Saving Jessica Lynch -- From NBC
Is there a way we can save Jessica Lynch from a crappy NBC made-for-TV movie?
I object to the fact that I know the name of Jessica Lynch. I object to the fact that the Daily News is trumpeting that she was raped by her captors. And I object to the fact that NBC has essentially announced itself as a propaganda arm of the Pentagon with this Saving Jessica Lynch TV movie.
Could the Pentagon have asked, could they even have arranged, a better story for the folks back home? One that would distract everyone from feeling uneasy and discomfited by thoughts of a nasty war abroad? Jessica Lynch's story has everything going for it: An attractive woman, the perfect symbol of the New Army, captured in the line of duty, brutalized by our barbaric enemy, saved in a daring rescue operation, filmed as it happened!
It's obvious, of course, that this event would have gotten a lot less attention if it had been an overweight unshaven guy from the motor pool who'd been captured, raped, beaten, and rescued. I think it's even pretty obvious that the daring rescue of Jake Lynch might not have been filmed.

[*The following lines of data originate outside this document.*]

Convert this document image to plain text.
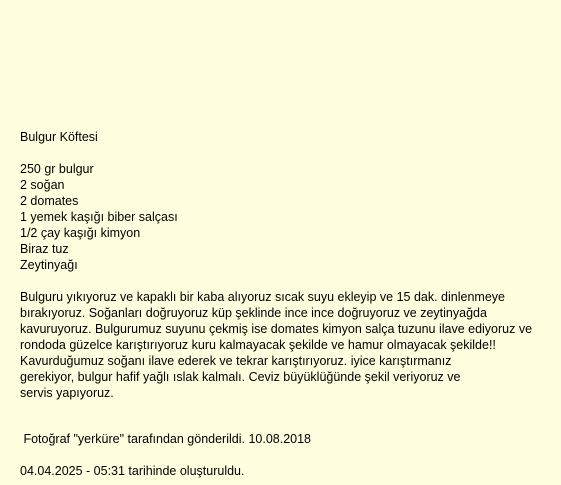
Bulgur Köftesi
250 gr bulgur
2 soğan
2 domates
1 yemek kaşığı biber salçası
1/2 çay kaşığı kimyon
Biraz tuz
Zeytinyağı
Bulguru yıkıyoruz ve kapaklı bir kaba alıyoruz sıcak suyu ekleyip ve 15 dak. dinlenmeye
bırakıyoruz. Soğanları doğruyoruz küp şeklinde ince ince doğruyoruz ve zeytinyağda
kavuruyoruz. Bulgurumuz suyunu çekmiş ise domates kimyon salça tuzunu ilave ediyoruz ve
rondoda güzelce karıştırıyoruz kuru kalmayacak şekilde ve hamur olmayacak şekilde!!
Kavurduğumuz soğanı ilave ederek ve tekrar karıştırıyoruz. iyice karıştırmanız
gerekiyor, bulgur hafif yağlı ıslak kalmalı. Ceviz büyüklüğünde şekil veriyoruz ve
servis yapıyoruz.
Fotoğraf "yerküre" tarafından gönderildi. 10.08.2018
04.04.2025 - 05:31 tarihinde oluşturuldu.
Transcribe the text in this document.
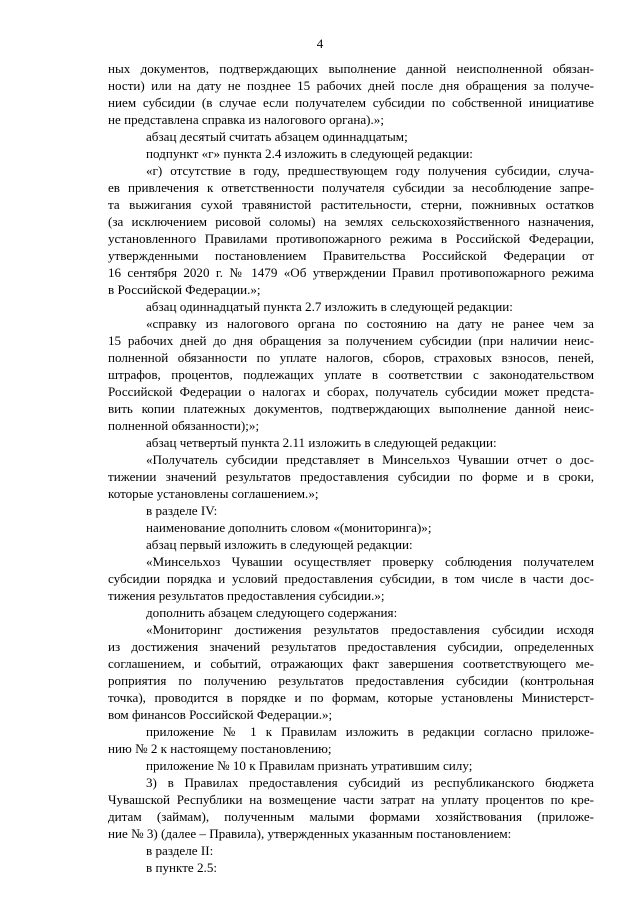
4
ных документов, подтверждающих выполнение данной неисполненной обязан-
ности) или на дату не позднее 15 рабочих дней после дня обращения за получе-
нием субсидии (в случае если получателем субсидии по собственной инициативе
не представлена справка из налогового органа).»;
абзац десятый считать абзацем одиннадцатым;
подпункт «г» пункта 2.4 изложить в следующей редакции:
«г) отсутствие в году, предшествующем году получения субсидии, случа-
ев привлечения к ответственности получателя субсидии за несоблюдение запре-
та выжигания сухой травянистой растительности, стерни, пожнивных остатков
(за исключением рисовой соломы) на землях сельскохозяйственного назначения,
установленного Правилами противопожарного режима в Российской Федерации,
утвержденными постановлением Правительства Российской Федерации от
16 сентября 2020 г. № 1479 «Об утверждении Правил противопожарного режима
в Российской Федерации.»;
абзац одиннадцатый пункта 2.7 изложить в следующей редакции:
«справку из налогового органа по состоянию на дату не ранее чем за
15 рабочих дней до дня обращения за получением субсидии (при наличии неис-
полненной обязанности по уплате налогов, сборов, страховых взносов, пеней,
штрафов, процентов, подлежащих уплате в соответствии с законодательством
Российской Федерации о налогах и сборах, получатель субсидии может предста-
вить копии платежных документов, подтверждающих выполнение данной неис-
полненной обязанности);»;
абзац четвертый пункта 2.11 изложить в следующей редакции:
«Получатель субсидии представляет в Минсельхоз Чувашии отчет о дос-
тижении значений результатов предоставления субсидии по форме и в сроки,
которые установлены соглашением.»;
в разделе IV:
наименование дополнить словом «(мониторинга)»;
абзац первый изложить в следующей редакции:
«Минсельхоз Чувашии осуществляет проверку соблюдения получателем
субсидии порядка и условий предоставления субсидии, в том числе в части дос-
тижения результатов предоставления субсидии.»;
дополнить абзацем следующего содержания:
«Мониторинг достижения результатов предоставления субсидии исходя
из достижения значений результатов предоставления субсидии, определенных
соглашением, и событий, отражающих факт завершения соответствующего ме-
роприятия по получению результатов предоставления субсидии (контрольная
точка), проводится в порядке и по формам, которые установлены Министерст-
вом финансов Российской Федерации.»;
приложение № 1 к Правилам изложить в редакции согласно приложе-
нию № 2 к настоящему постановлению;
приложение № 10 к Правилам признать утратившим силу;
3) в Правилах предоставления субсидий из республиканского бюджета
Чувашской Республики на возмещение части затрат на уплату процентов по кре-
дитам (займам), полученным малыми формами хозяйствования (приложе-
ние № 3) (далее – Правила), утвержденных указанным постановлением:
в разделе II:
в пункте 2.5:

So how many other American soldiers were captured? Would we expect the Iraqis to be nice to them? Do beatings and rapings during wartime surprise us? It's war, after all. Soldiers are in the business of hurting people, sometimes even killing them. Are we supposed to be shocked? Why don't we have TV movies of the week being made about each captured soldier? How about one for every Iraqi who got hurt during the war? Are we supposed to believe that no American soldiers did anything bad?
To her credit, Jessica Lynch is on record as saying she thinks this is all pretty shameless, too, at least according to AP quoting an interview between Lynch and Diane Sawyer. I, for one, would like to thank Jessica Lynch for saying so, because it must be very hard for her. I'm sure a lot of people -- a lot of powerful people, both in her life and in the world at large -- do not want her saying such things. I imagine it would have been easy to just sit back and let the accolades wash over her, to pretend to herself that she really is somehow more important than all the little people who don't get TV movies made out of their lives. Instead, she's willing to say, "It's wrong."

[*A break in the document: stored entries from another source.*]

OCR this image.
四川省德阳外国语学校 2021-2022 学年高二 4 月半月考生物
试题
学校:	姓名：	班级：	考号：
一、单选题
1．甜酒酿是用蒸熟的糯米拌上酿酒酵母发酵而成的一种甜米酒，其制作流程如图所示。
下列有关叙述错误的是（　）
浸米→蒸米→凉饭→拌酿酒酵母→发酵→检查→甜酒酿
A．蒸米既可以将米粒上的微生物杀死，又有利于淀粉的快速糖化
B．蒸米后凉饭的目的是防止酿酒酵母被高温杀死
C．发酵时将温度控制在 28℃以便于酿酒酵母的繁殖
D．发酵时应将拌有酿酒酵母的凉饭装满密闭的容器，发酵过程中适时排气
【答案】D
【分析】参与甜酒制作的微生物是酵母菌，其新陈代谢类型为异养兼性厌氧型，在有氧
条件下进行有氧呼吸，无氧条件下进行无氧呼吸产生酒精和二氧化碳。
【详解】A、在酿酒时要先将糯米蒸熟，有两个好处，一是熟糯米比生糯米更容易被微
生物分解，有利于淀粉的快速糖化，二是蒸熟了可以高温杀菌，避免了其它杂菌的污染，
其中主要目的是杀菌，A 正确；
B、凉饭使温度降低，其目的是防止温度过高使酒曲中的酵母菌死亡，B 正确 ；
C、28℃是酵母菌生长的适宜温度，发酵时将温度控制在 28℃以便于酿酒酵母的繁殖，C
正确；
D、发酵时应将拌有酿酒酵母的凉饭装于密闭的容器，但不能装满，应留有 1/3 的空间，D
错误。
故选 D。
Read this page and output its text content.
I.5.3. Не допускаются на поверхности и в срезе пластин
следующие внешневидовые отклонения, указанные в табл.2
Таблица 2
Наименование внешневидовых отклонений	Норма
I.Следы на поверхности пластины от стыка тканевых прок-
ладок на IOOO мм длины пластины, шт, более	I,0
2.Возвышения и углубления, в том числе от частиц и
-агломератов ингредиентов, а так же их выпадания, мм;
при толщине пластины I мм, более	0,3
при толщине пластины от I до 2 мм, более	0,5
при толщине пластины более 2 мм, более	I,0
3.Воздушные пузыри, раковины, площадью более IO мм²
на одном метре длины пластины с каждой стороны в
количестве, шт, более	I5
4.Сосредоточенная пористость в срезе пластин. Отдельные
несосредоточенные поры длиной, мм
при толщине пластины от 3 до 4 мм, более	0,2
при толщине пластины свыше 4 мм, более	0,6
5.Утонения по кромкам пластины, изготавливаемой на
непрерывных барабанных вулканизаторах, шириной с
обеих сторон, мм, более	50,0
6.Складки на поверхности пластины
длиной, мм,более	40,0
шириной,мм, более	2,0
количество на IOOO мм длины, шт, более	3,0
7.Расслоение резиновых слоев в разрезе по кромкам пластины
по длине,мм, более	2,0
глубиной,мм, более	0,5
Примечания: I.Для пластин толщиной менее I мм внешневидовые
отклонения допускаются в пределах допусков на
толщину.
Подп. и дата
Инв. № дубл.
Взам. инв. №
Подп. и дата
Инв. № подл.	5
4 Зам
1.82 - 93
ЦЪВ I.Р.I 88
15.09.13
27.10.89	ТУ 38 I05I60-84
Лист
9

Why the people in charge at NBC and the Pentagon don't know this is something to think about.
I'm not saying I think Lynch is such a great person. I don't know her. She could be wonderful, she could be annoying. I don't know. And she is, after all, selling a book. I'm not sure why she thinks the book is okay, other than perhaps she wants there to be a "correct" account of what happened. On the other hand, I've read a paragraph or two from the book, and purpler prose could not be found. Whatever her virtues or faults, she could have found a better writer to handle her biography.
But she's caught in a bad position, as the unwilling poster girl for the new generation of Army recruiting commercials.